How Real Medieval Swords Were Made
The making of a medieval sword was a process grounded in practical skill, material science, and battlefield experience. These weapons were never just showpieces. They were designed with intent, forged with precision, and shaped to meet the demands of war. Below, the process is broken down into its core stages.
1. Material Selection

In early medieval Europe, smiths mainly worked with wrought iron, which was soft and filled with slag. To make it suitable for combat, they needed to increase its carbon content through carburisation, heating the iron in a charcoal-rich environment to produce steel. The best swords required a careful balance. Too little carbon and the blade would bend or dent. Too much and it became brittle. Over time, steel production improved thanks to better smelting techniques and trade with regions like India and the Middle East. By the twelfth century, places like Toledo and Solingen had become known for high-quality steel.
2. Forging the Blade

The steel was heated until yellow-hot, then hammered into the rough shape of a blade. Folding and forge-welding layers of iron and steel together was common in earlier centuries to overcome impurities.
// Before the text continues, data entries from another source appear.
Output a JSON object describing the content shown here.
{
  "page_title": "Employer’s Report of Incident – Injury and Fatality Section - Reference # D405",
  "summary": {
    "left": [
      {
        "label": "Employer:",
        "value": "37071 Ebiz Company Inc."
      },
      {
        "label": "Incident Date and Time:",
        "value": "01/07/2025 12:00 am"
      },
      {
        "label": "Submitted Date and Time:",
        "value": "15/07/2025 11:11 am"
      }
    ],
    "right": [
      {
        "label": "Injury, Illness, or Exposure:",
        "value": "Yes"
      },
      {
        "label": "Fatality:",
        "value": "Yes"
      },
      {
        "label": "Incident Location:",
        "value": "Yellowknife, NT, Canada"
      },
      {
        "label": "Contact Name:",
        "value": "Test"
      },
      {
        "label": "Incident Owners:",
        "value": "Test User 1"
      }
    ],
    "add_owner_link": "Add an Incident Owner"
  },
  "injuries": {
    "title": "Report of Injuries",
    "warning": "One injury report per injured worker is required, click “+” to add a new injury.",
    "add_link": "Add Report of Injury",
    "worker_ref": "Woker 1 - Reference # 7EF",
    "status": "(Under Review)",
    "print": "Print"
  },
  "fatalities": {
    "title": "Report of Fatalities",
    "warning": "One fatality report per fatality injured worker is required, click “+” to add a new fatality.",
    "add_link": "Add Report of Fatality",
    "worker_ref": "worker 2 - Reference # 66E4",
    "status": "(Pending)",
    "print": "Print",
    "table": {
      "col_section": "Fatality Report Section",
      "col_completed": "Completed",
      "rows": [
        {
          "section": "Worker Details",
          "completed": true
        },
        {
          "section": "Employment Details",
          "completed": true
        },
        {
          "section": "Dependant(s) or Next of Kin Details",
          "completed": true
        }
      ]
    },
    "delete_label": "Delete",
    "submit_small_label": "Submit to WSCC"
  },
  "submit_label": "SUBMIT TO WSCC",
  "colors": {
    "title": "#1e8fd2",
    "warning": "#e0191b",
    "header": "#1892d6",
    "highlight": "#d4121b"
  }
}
Some swords, especially during the early medieval period, used pattern welding, twisting and combining rods of metal to create distinctive wave-like patterns and reinforce strength.
The smith shaped the tang, which formed the blade’s core extension into the hilt, and forged the fuller, a central groove running along the blade. The fuller was not decorative; it reduced weight and helped improve balance without weakening the structure.
3. Heat Treatment
Forging created the shape, but it was heat treatment that made a sword functional. First came hardening. The blade was heated again and quenched in water or oil. This rapid cooling hardened the metal, but also made it brittle. To correct this, the smith tempered the blade, reheating it to a moderate temperature and then letting it cool slowly. This relieved internal stress and restored flexibility, allowing the sword to flex under strain without breaking.
4. Grinding and Polishing

Once hardened and tempered, the blade was ground to its final shape. The smith used coarse stones or grinding wheels to refine the edges, remove imperfections, and define the sword’s taper and profile. Precision mattered. An unbalanced blade was not just ineffective, it was dangerous to the user. Polishing followed, both for aesthetics and for highlighting the structure and craftsmanship of the steel.
Medieval swords were not heavy, cumbersome weapons. Most weighed between 1.1 and 1.6 kilograms and were balanced for fluid, one-handed or two-handed use.
5. Assembling the Hilt
The hilt components were then fitted. The guard, usually a straight crosspiece, protected the hand. The grip, often wood covered in leather or wire, gave the wielder secure control. The pommel, added last, served as a counterweight and helped with handling. It was usually attached by peening, hammering the end of the tang flat over the top of the pommel, locking everything tightly in place.
While some hilts were decorative, their construction was primarily practical. The design evolved depending on local combat styles, armour use, and cultural influences.
6. Final Testing and Inspection

Before a sword was considered finished, it was often tested for flexibility, sharpness, and durability. This could involve striking against hard objects or slicing through bundled straw or animal carcasses. A good blade needed to cut cleanly, remain straight under pressure, and return to true after impact.
Making a medieval sword was not guesswork or artistic improvisation. It was a refined, methodical craft shaped by centuries of warfare and technological adaptation. Every stage, from material choice to heat treatment and final fitting was vital. The end result was not just a weapon, but a tool of survival and status, designed with intelligence and forged with care.